Lata Rajagopalan (Consultant): Today’s generation is different. They work from home and on their own terms. In this scenario, do you foresee that in the near future, in the corporate world, you might find it difficult to have people who will commit to a career, like the way you have done?
Gangapriya: It is a very important question and one that corporates should think about, on an urgent basis. The pandemic to a great extent has made people think about why they are here, what their purpose is and what kinds of jobs would really suit them. They want to find their purpose through the work they do and have the balance between work and life. If organizations don’t redesign jobs that will enable people to find larger purpose and meet their aspirations, then they will not catch the imagination of young people. Their expectations are sky-high. Work is mundane for them. That is the reality. It is important, especially for older organizations like Ford, to reimagine work, so it’s appealing for young people.
Lata: You said that Ford was one of the first companies that brought women into the shop floor. I’m a big advocate of skill-based work because that’s the solution to employment problems. That is still an area which is not explored carefully. What would be your recommendation to change the scenario and get more young women into the skill sector for employment?
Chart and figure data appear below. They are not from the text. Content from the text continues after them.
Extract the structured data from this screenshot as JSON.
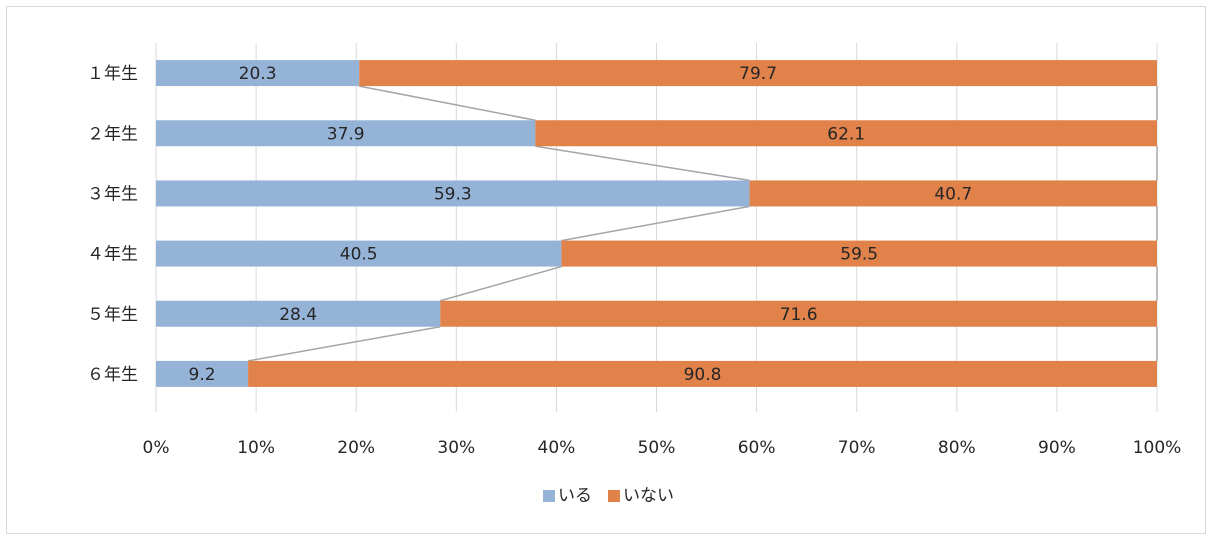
{
  "chart_data": {
    "type": "bar",
    "orientation": "horizontal",
    "stacked": "percent",
    "categories": [
      "１年生",
      "２年生",
      "３年生",
      "４年生",
      "５年生",
      "６年生"
    ],
    "series": [
      {
        "name": "いる",
        "values": [
          20.3,
          37.9,
          59.3,
          40.5,
          28.4,
          9.2
        ],
        "color": "#95b3d7"
      },
      {
        "name": "いない",
        "values": [
          79.7,
          62.1,
          40.7,
          59.5,
          71.6,
          90.8
        ],
        "color": "#e0824a"
      }
    ],
    "xlim": [
      0,
      100
    ],
    "xticks": [
      "0%",
      "10%",
      "20%",
      "30%",
      "40%",
      "50%",
      "60%",
      "70%",
      "80%",
      "90%",
      "100%"
    ],
    "grid": true,
    "series_lines": true,
    "legend_position": "bottom"
  }
}
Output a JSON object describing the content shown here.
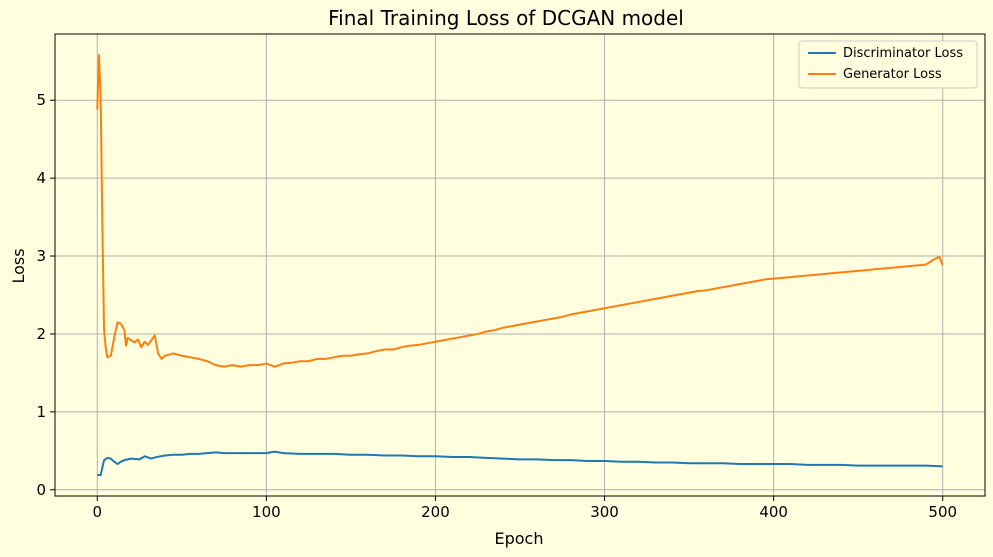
{
  "chart_data": {
    "type": "line",
    "title": "Final Training Loss of DCGAN model",
    "xlabel": "Epoch",
    "ylabel": "Loss",
    "xlim": [
      -25,
      525
    ],
    "ylim": [
      -0.08,
      5.85
    ],
    "xticks": [
      0,
      100,
      200,
      300,
      400,
      500
    ],
    "yticks": [
      0,
      1,
      2,
      3,
      4,
      5
    ],
    "grid": true,
    "legend_position": "top-right",
    "series": [
      {
        "name": "Discriminator Loss",
        "color": "#1f77b4",
        "points": [
          [
            0,
            0.19
          ],
          [
            2,
            0.19
          ],
          [
            4,
            0.38
          ],
          [
            6,
            0.41
          ],
          [
            8,
            0.4
          ],
          [
            10,
            0.36
          ],
          [
            12,
            0.33
          ],
          [
            14,
            0.36
          ],
          [
            16,
            0.38
          ],
          [
            20,
            0.4
          ],
          [
            25,
            0.39
          ],
          [
            28,
            0.43
          ],
          [
            32,
            0.4
          ],
          [
            35,
            0.42
          ],
          [
            40,
            0.44
          ],
          [
            45,
            0.45
          ],
          [
            50,
            0.45
          ],
          [
            55,
            0.46
          ],
          [
            60,
            0.46
          ],
          [
            65,
            0.47
          ],
          [
            70,
            0.48
          ],
          [
            75,
            0.47
          ],
          [
            80,
            0.47
          ],
          [
            85,
            0.47
          ],
          [
            90,
            0.47
          ],
          [
            95,
            0.47
          ],
          [
            100,
            0.47
          ],
          [
            105,
            0.49
          ],
          [
            110,
            0.47
          ],
          [
            120,
            0.46
          ],
          [
            130,
            0.46
          ],
          [
            140,
            0.46
          ],
          [
            150,
            0.45
          ],
          [
            160,
            0.45
          ],
          [
            170,
            0.44
          ],
          [
            180,
            0.44
          ],
          [
            190,
            0.43
          ],
          [
            200,
            0.43
          ],
          [
            210,
            0.42
          ],
          [
            220,
            0.42
          ],
          [
            230,
            0.41
          ],
          [
            240,
            0.4
          ],
          [
            250,
            0.39
          ],
          [
            260,
            0.39
          ],
          [
            270,
            0.38
          ],
          [
            280,
            0.38
          ],
          [
            290,
            0.37
          ],
          [
            300,
            0.37
          ],
          [
            310,
            0.36
          ],
          [
            320,
            0.36
          ],
          [
            330,
            0.35
          ],
          [
            340,
            0.35
          ],
          [
            350,
            0.34
          ],
          [
            360,
            0.34
          ],
          [
            370,
            0.34
          ],
          [
            380,
            0.33
          ],
          [
            390,
            0.33
          ],
          [
            400,
            0.33
          ],
          [
            410,
            0.33
          ],
          [
            420,
            0.32
          ],
          [
            430,
            0.32
          ],
          [
            440,
            0.32
          ],
          [
            450,
            0.31
          ],
          [
            460,
            0.31
          ],
          [
            470,
            0.31
          ],
          [
            480,
            0.31
          ],
          [
            490,
            0.31
          ],
          [
            500,
            0.3
          ]
        ]
      },
      {
        "name": "Generator Loss",
        "color": "#ff7f0e",
        "points": [
          [
            0,
            4.88
          ],
          [
            1,
            5.58
          ],
          [
            2,
            5.05
          ],
          [
            3,
            3.4
          ],
          [
            4,
            2.05
          ],
          [
            5,
            1.82
          ],
          [
            6,
            1.7
          ],
          [
            8,
            1.72
          ],
          [
            10,
            1.95
          ],
          [
            12,
            2.15
          ],
          [
            14,
            2.13
          ],
          [
            16,
            2.05
          ],
          [
            17,
            1.85
          ],
          [
            18,
            1.95
          ],
          [
            20,
            1.92
          ],
          [
            22,
            1.89
          ],
          [
            24,
            1.93
          ],
          [
            26,
            1.83
          ],
          [
            28,
            1.9
          ],
          [
            30,
            1.86
          ],
          [
            32,
            1.92
          ],
          [
            34,
            1.98
          ],
          [
            36,
            1.75
          ],
          [
            38,
            1.68
          ],
          [
            40,
            1.72
          ],
          [
            45,
            1.75
          ],
          [
            50,
            1.72
          ],
          [
            55,
            1.7
          ],
          [
            60,
            1.68
          ],
          [
            65,
            1.65
          ],
          [
            70,
            1.6
          ],
          [
            75,
            1.58
          ],
          [
            80,
            1.6
          ],
          [
            85,
            1.58
          ],
          [
            90,
            1.6
          ],
          [
            95,
            1.6
          ],
          [
            100,
            1.62
          ],
          [
            105,
            1.58
          ],
          [
            110,
            1.62
          ],
          [
            115,
            1.63
          ],
          [
            120,
            1.65
          ],
          [
            125,
            1.65
          ],
          [
            130,
            1.68
          ],
          [
            135,
            1.68
          ],
          [
            140,
            1.7
          ],
          [
            145,
            1.72
          ],
          [
            150,
            1.72
          ],
          [
            155,
            1.74
          ],
          [
            160,
            1.75
          ],
          [
            165,
            1.78
          ],
          [
            170,
            1.8
          ],
          [
            175,
            1.8
          ],
          [
            180,
            1.83
          ],
          [
            185,
            1.85
          ],
          [
            190,
            1.86
          ],
          [
            195,
            1.88
          ],
          [
            200,
            1.9
          ],
          [
            205,
            1.92
          ],
          [
            210,
            1.94
          ],
          [
            215,
            1.96
          ],
          [
            220,
            1.98
          ],
          [
            225,
            2.0
          ],
          [
            230,
            2.03
          ],
          [
            235,
            2.05
          ],
          [
            240,
            2.08
          ],
          [
            245,
            2.1
          ],
          [
            250,
            2.12
          ],
          [
            255,
            2.14
          ],
          [
            260,
            2.16
          ],
          [
            265,
            2.18
          ],
          [
            270,
            2.2
          ],
          [
            275,
            2.22
          ],
          [
            280,
            2.25
          ],
          [
            285,
            2.27
          ],
          [
            290,
            2.29
          ],
          [
            295,
            2.31
          ],
          [
            300,
            2.33
          ],
          [
            305,
            2.35
          ],
          [
            310,
            2.37
          ],
          [
            315,
            2.39
          ],
          [
            320,
            2.41
          ],
          [
            325,
            2.43
          ],
          [
            330,
            2.45
          ],
          [
            335,
            2.47
          ],
          [
            340,
            2.49
          ],
          [
            345,
            2.51
          ],
          [
            350,
            2.53
          ],
          [
            355,
            2.55
          ],
          [
            360,
            2.56
          ],
          [
            365,
            2.58
          ],
          [
            370,
            2.6
          ],
          [
            375,
            2.62
          ],
          [
            380,
            2.64
          ],
          [
            385,
            2.66
          ],
          [
            390,
            2.68
          ],
          [
            395,
            2.7
          ],
          [
            400,
            2.71
          ],
          [
            405,
            2.72
          ],
          [
            410,
            2.73
          ],
          [
            415,
            2.74
          ],
          [
            420,
            2.75
          ],
          [
            425,
            2.76
          ],
          [
            430,
            2.77
          ],
          [
            435,
            2.78
          ],
          [
            440,
            2.79
          ],
          [
            445,
            2.8
          ],
          [
            450,
            2.81
          ],
          [
            455,
            2.82
          ],
          [
            460,
            2.83
          ],
          [
            465,
            2.84
          ],
          [
            470,
            2.85
          ],
          [
            475,
            2.86
          ],
          [
            480,
            2.87
          ],
          [
            485,
            2.88
          ],
          [
            490,
            2.89
          ],
          [
            495,
            2.96
          ],
          [
            498,
            2.99
          ],
          [
            500,
            2.88
          ]
        ]
      }
    ]
  }
}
Gangapriya: It is important to bring women to the shop floor. You must have the right policies and create an enabling environment, which means that the infrastructure needs to be there. Many times, factories don’t have even toilets for women. We must have enablers like day-care centres and transportation.
We also find that when we have women in the workplace on the shop floor, the behaviour of men improves. They become a lot more respectful and mindful about how they conduct themselves. It is a great win-win for everyone. I don’t think there will be a dearth of girls who may want to come in and work, though I don’t know how long they will stick on. But it’s a great solution.
Mythili Chandrasekar: I particularly liked what you said about ‘asking.’ Babita and I had a boss who would always tell us that asking is free. What you said that having women in workplace would bring out the better in men hasn’t been highlighted so far or discussed.